Half-Life (Valve, 1998) — Between the highly intelligent design of levels and tactical challenges, the thoughtful user interface, brilliant scripted sequences, interesting enemy AI and funny NPC barks, Half-Life permanently raised the bar for what a first-person shooter could be. Valve’s openness to player modding of their games, starting with Half-Life, also makes this an important PC game.

The Sims (Maxis, 2000) — Subversive brilliance, The Sims takes playing with virtual dollhouses (and our willingness to torment little computer people) and uses it to communicate a criticism of materialist consumer culture, but it still manages to be fun to play with just for the crazy things you can do with and to the characters in the game.

The Elder Scrolls IV: Oblivion (Bethesda Softworks, 2006) — Despite the limited number of NPC voice actors, Oblivion signaled a great leap forward for open-world first-person RPGs with high-quality visuals, a large number of quests, and a huge world to explore.

Portal (Valve, 2007) — Portal’s wonderful momentum-based first-person physics puzzles would have made for a good game.

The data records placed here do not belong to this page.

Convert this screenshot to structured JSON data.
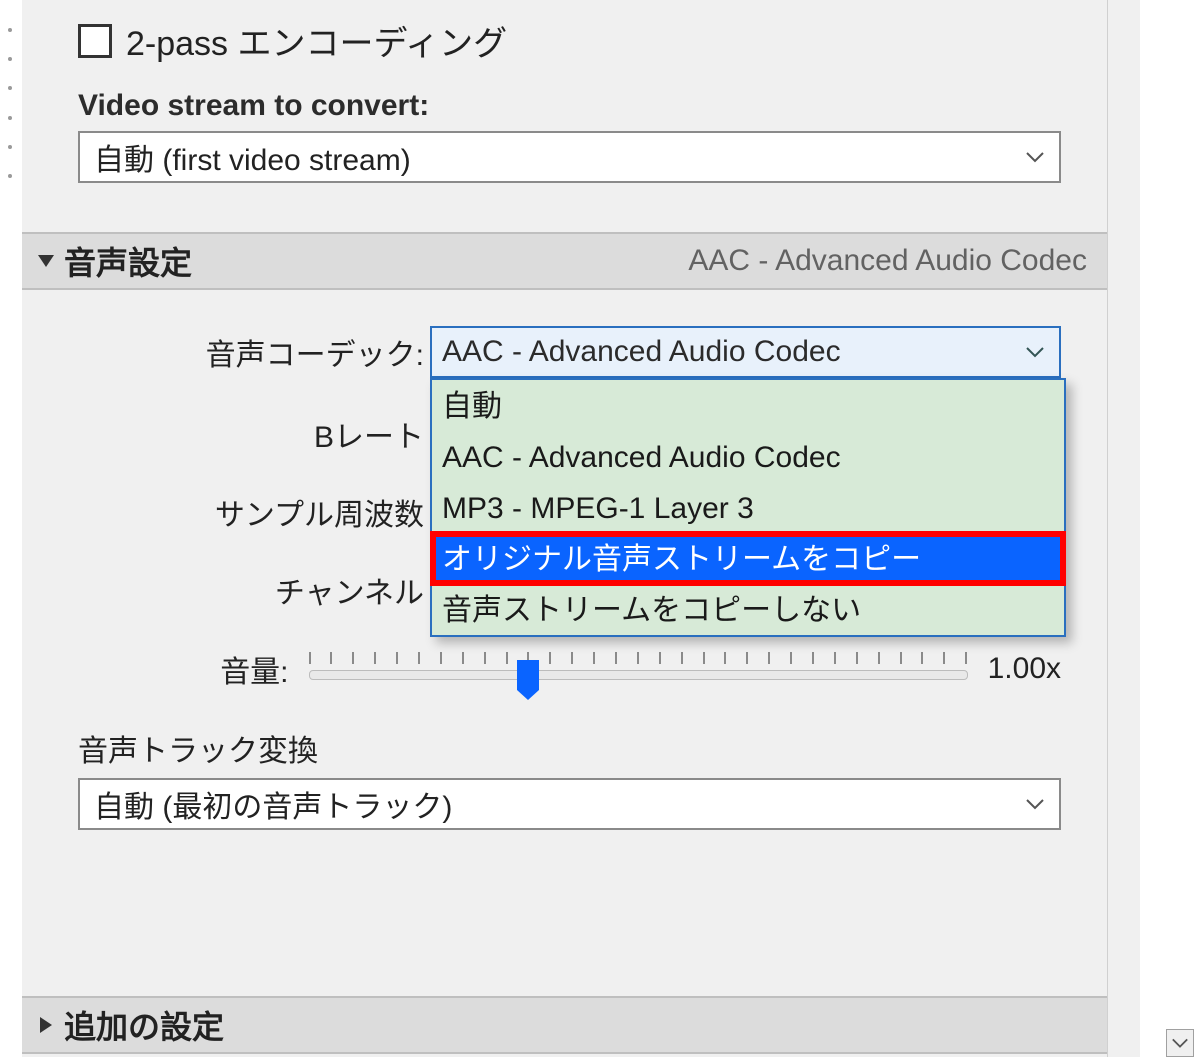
{
  "video": {
    "twopass_label": "2-pass エンコーディング",
    "stream_label": "Video stream to convert:",
    "stream_value": "自動 (first video stream)"
  },
  "audio": {
    "header": "音声設定",
    "header_sub": "AAC - Advanced Audio Codec",
    "codec_label": "音声コーデック:",
    "codec_value": "AAC - Advanced Audio Codec",
    "codec_options": {
      "0": "自動",
      "1": "AAC - Advanced Audio Codec",
      "2": "MP3 - MPEG-1 Layer 3",
      "3": "オリジナル音声ストリームをコピー",
      "4": "音声ストリームをコピーしない"
    },
    "bitrate_label": "Bレート",
    "samplerate_label": "サンプル周波数",
    "channel_label": "チャンネル",
    "volume_label": "音量:",
    "volume_value": "1.00x",
    "track_label": "音声トラック変換",
    "track_value": "自動 (最初の音声トラック)"
  },
  "extra": {
    "header": "追加の設定"
  }
}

The inspired insanity of GLaDOS elevated this good game to an all-time classic.

The Witcher (CD Projekt RED, 2007) — Took the bar for intelligent and mature RPGs and kicked it a mile down the road. The mark of greatness is how many other things are compared to you, and by that measure The Witcher is one of the modern great games.

Minecraft (Mojang Specifications, 2010) — No, it’s not too early to include the alpha version of this game in the list of all-time great PC computer games. It’s already proof that there absolutely is a good market for exploration-oriented games, as well as being a great success story for indie game development.

Runners-up: Wolfenstein 3D, MegaTraveller: The Zhodani Conspiracy, Half-Life 2 & Half-Life 2: Episode 2, Sid Meier’s Alpha Centauri, Star Wars: TIE Fighter, Giants: Citizen Kabuto, Knights of the Old Republic, The Operative: No One Lives Forever, Redneck Rampage.